Operating results for the interim periods are not necessarily indicative of
the results to be expected for the full year. The financial information included
herein should be read in conjunction with the financial statements and footnotes
thereto included in the Company's Annual Report on Form 10-K for the year ended
May 31, 1997.
During the quarter ended August 31, 1996, the Company performed certain
administrative services for Managed Care Solutions, Inc. ("MCS") under a
services agreement resulting from the spin off of the Company from MCS on March
1, 1996. During the quarter ended August 31, 1996, the Company received $175,000
in consideration for these services, and reduced marketing, general and
administrative expenses by this amount.
NOTE 2 - DISCONTINUED OPERATION
Effective May 31, 1997 the Company adopted a plan to discontinue its contract
services line of business. This separate line of business consisted of
information systems management contracts with one customer. As a result of this
decision, the net assets of the contract services line of business, principally
accounts receivable and unbilled services, property and equipment, and accounts
payable and other accrued liabilities have been reclassified in the Balance
Sheets at August 31, 1997 and May 31, 1997. In addition, the results of
operations of the contract services business have been reclassified in the
Statements of Operations and Statements of Cash Flows for the quarters ended
August 31, 1997 and 1996.
The following table summarizes unaudited selected financial data of the
contract services business for the quarters ended August 31, 1997 and 1996:
Three Months Ended
-------------------------------------------
August 31, August 31,
1997 1996
------------------- -------------------
Revenues $2,501,000 $2,497,000
Operating income 103,000 83,000
NOTE 3 - EARNINGS PER SHARE
Earnings (Loss) per common share have been computed by dividing net income
(loss) by the weighted average of common stock and common stock equivalents
outstanding during the period. Common stock equivalents include shares issuable
on the exercise of stock options and the warrant (when dilutive), using the
treasury method from the date of grant.
<PAGE>
MEDICUS SYSTEMS CORPORATION
NOTES TO FINANCIAL STATEMENTS, Continued
(Unaudited)
NOTE 4 - ACCRUED RESTRUCTURING CHARGE
During February, 1996, the Company commenced a process to evaluate its
current strategic position, including the markets it expects to pursue and its
product offerings in those chosen markets. As a result of decisions made as part
of this evaluation process, the Company recorded $4.7 million in restructuring
charges, representing costs and expenses to exit certain product lines, to
abandon certain product development efforts and to provide for liabilities
resulting from the strategic redirection of the Company, including severance
costs. Specifically, the Company decided to exit the Clinical Case Management
Systems ("CCM") and the Executive Information Systems product lines.

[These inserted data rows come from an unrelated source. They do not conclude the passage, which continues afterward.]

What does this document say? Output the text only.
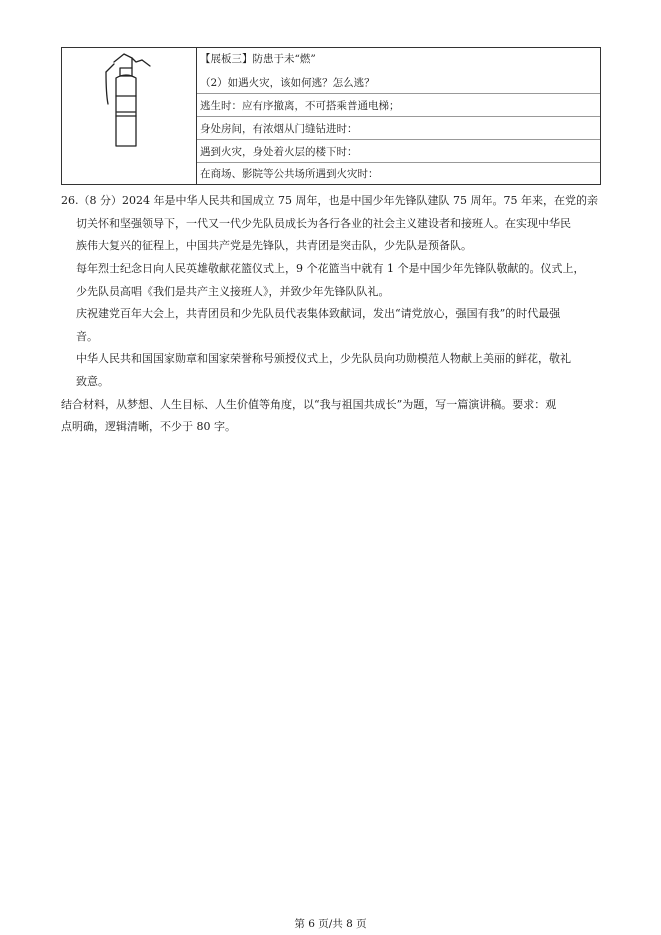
【展板三】防患于未“燃”
（2）如遇火灾，该如何逃？怎么逃？
逃生时：应有序撤离，不可搭乘普通电梯；
身处房间，有浓烟从门缝钻进时：
遇到火灾，身处着火层的楼下时：
在商场、影院等公共场所遇到火灾时：
26.（8 分）2024 年是中华人民共和国成立 75 周年，也是中国少年先锋队建队 75 周年。75 年来，在党的亲
切关怀和坚强领导下，一代又一代少先队员成长为各行各业的社会主义建设者和接班人。在实现中华民
族伟大复兴的征程上，中国共产党是先锋队，共青团是突击队，少先队是预备队。
每年烈士纪念日向人民英雄敬献花篮仪式上，9 个花篮当中就有 1 个是中国少年先锋队敬献的。仪式上，
少先队员高唱《我们是共产主义接班人》，并致少年先锋队队礼。
庆祝建党百年大会上，共青团员和少先队员代表集体致献词，发出“请党放心，强国有我”的时代最强
音。
中华人民共和国国家勋章和国家荣誉称号颁授仪式上，少先队员向功勋模范人物献上美丽的鲜花，敬礼
致意。
结合材料，从梦想、人生目标、人生价值等角度，以“我与祖国共成长”为题，写一篇演讲稿。要求：观
点明确，逻辑清晰，不少于 80 字。
第 6 页/共 8 页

Additionally, product development efforts for the Clinical Data Systems Wincoder
V2 project and portions of the MACH 1 project, which will no longer be utilized
in the Medicus product line, were abandoned and their associated development
costs, which had been previously capitalized, were expensed. Severance costs
associated with an officer and several employees, in addition to the write-off
of a portion of the Contract Management System, were also included in the
restructuring charge.
As part of an ongoing evaluation, the Company refined its strategic planning
process during fiscal 1997, and assessed continuing obligations associated with
the implementation of the plan. The Company continued the process of
implementing its plans during 1997 and, following the stock repurchase from its
founder in the quarter ended February 28, 1997, recorded $2.8 million in charges
to complete its plan, including accruing certain costs to reorganize the
Company's business units, to abandon certain development efforts, and to
increase the allowance for doubtful accounts. Specifically, the Company decided
to relocate operations for its Clinical Data Systems ("CDS") division, based in
Alameda, CA, to the Company's Evanston, IL corporate offices. Costs accrued
associated with the relocation included costs to cancel existing lease
agreements, to terminate employees and to write down abandoned assets. In
addition, the Company increased its reserves for product line exit costs and
severance costs that relate to the remaining customer of the previously
discontinued CCM product line. Also, certain product development efforts for the
Company's Patient Focused Systems ("PFS") products were abandoned, and the
associated development costs, which had been previously capitalized, along with
other related product line exit costs were expensed. The Company also increased
its allowance for doubtful accounts due to the potential for certain additional
billed and unbilled accounts to become uncollectible as a result of the
decisions discussed above.
The components of the restructuring reserve, which the Company expects will
be utilized during the next nine months, are as follows:
August 31, May 31,
1997 1997
------------------- --------------------
Product line exit costs $ 671,978 $ 774,425
Business unit reorganization costs 579,986 674,597
Employee termination and severance costs 623,945 798,394
------------------- --------------------
$ 1,875,909 $ 2,247,416
=================== ====================
During the quarter ended August 31, 1997, the Company incurred $79,647 in
write-downs of accounts receivable and $22,800 in product line exit costs
related to the remaining customer of the previously discontinued CCM product
line. The Company also paid $94,611 in business unit reorganization costs
related to the relocation of the CDS division and $174,449 in severance benefits
and employee termination costs.
<PAGE>
MEDICUS SYSTEMS CORPORATION
NOTES TO FINANCIAL STATEMENTS, Continued
(Unaudited)
NOTE 5 - NOTE PAYABLE AND LINE OF CREDIT
On December 5, 1996, the Company reached an agreement in principle with its
founder, Richard C. Jelinek, to purchase from Mr. Jelinek, and a trust of which
he is a beneficiary (the "Trust"), one million shares of Common Stock and 500
shares of Voting Preferred Stock. In exchange, the Company agreed to pay Mr.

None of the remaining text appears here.